Revolução, por que não?

Pertenço a uma geração – a dos anos 60 – que conviveu com a idéia de revolução. É verdade que, de acordo com a pessoa ou o grupo, alterava-se o entendimento sobre a natureza e o alcance dessa revolução. Política para alguns, cultural ou meramente comportamental para outros.

Mas em todos – até mesmo naqueles que não se dedicavam à militância política – mantinha-se um pressuposto de ação coletiva, sob o influxo de uma idéia totalizante voltada para a transformação do mundo que, por iníquo, apresentava-se intolerável àquela juventude carregada de sonhos.

No deserto neoliberal que se instaurou no Brasil a partir fim dos anos 80, o impulsos de ação coletiva cederam espaço à perversa competição individual por ganhos pessoais dentro de um sistema inquestionável, e o termo revolução, quando usado, passou a designar circunstâncias e intenções particularizadas, desconectados de um projeto conjunto de superação civilizacional e, portanto, sem qualquer risco para o novo status quo do capital. Ouvia-se falar de revolução disso, revolução daquilo, as mudanças importantes dentro do sistema eram sempre revoluções. Digamos, o termo revolução tornou-se algo ordinário (no sentido de medíocre, vulgar), desidratado da substância política capaz de lhe conferir força e consequência.

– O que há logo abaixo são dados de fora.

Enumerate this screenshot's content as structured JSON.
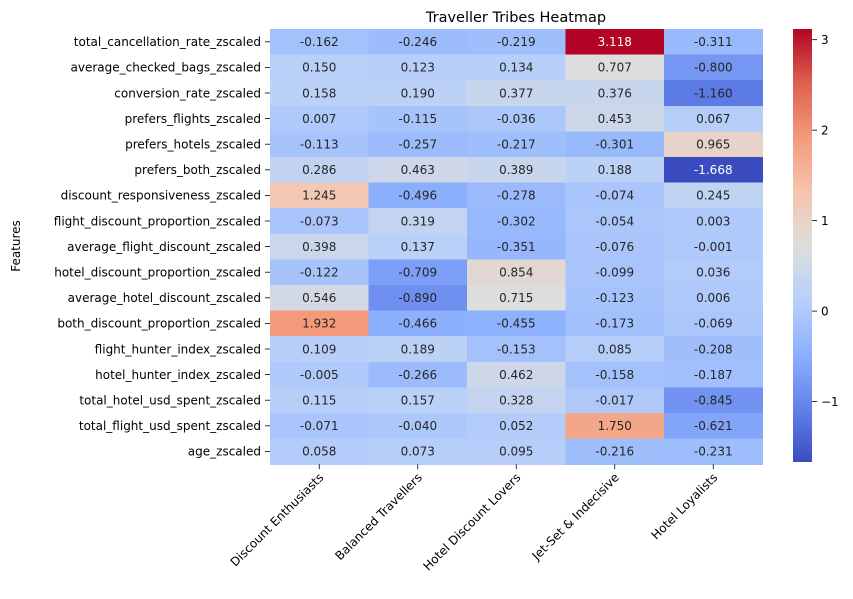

O neoliberalismo esboroou-se, mas muitos dos seus pressupostos fincaram raízes e resistem à crise. Mantém-se, portanto, o desafio de resgatar uma cultura de transformação social capaz de robustecer o caminho ao avanço civilizacional representado pela construção do socialismo no Brasil. E tal resgate significa repor não apenas certos conceitos, como também suas designações. Então é preciso vincar que os que defendem a alternativa socialista defendem uma revolução. Revolução é fenômeno histórico, seus matizes (e quando se dará e como se dará) são determinados pelas circunstâncias concretas em que é gestada. Mas a transformação que se pretende será sempre revolução. E isso não pode ser escamoteado, deve ser dito.

Não defendo nenhum pregacionismo em relação à idéia e ao termo revolução. Nada de principismo, doutrinarismo., Defendo, isto sim, que não o abandonemos para a designação de banalidades, que restauremos seu sentido mais original e historicamente sustentado, o sentido da transformação política de fundo que altere a natureza e os objetivos sociais, econômicos, culturais de uma sociedade (ainda que coexistam, em forças da esquerda nacional, diferentes concepções dessa revolução).

Abrir mão dessa terminologia pode significar algo mais extenso e profundo que a mera escolha de palavras e conceitos segundo as necessidades de amplitude política. Pode significar renúncia – ainda que tácita, ou parcial – dos objetivos maiores do projeto socialista. Assim como os comunistas, a despeito da debacle no Leste europeu no início dos anos 80, não abriram mãos de cores e símbolos, de referências teóricas e objetivos estratégicos, não se deve relegar o termo e a idéia da revolução ao baú do esquecimento, sob qualquer tipo de pretexto.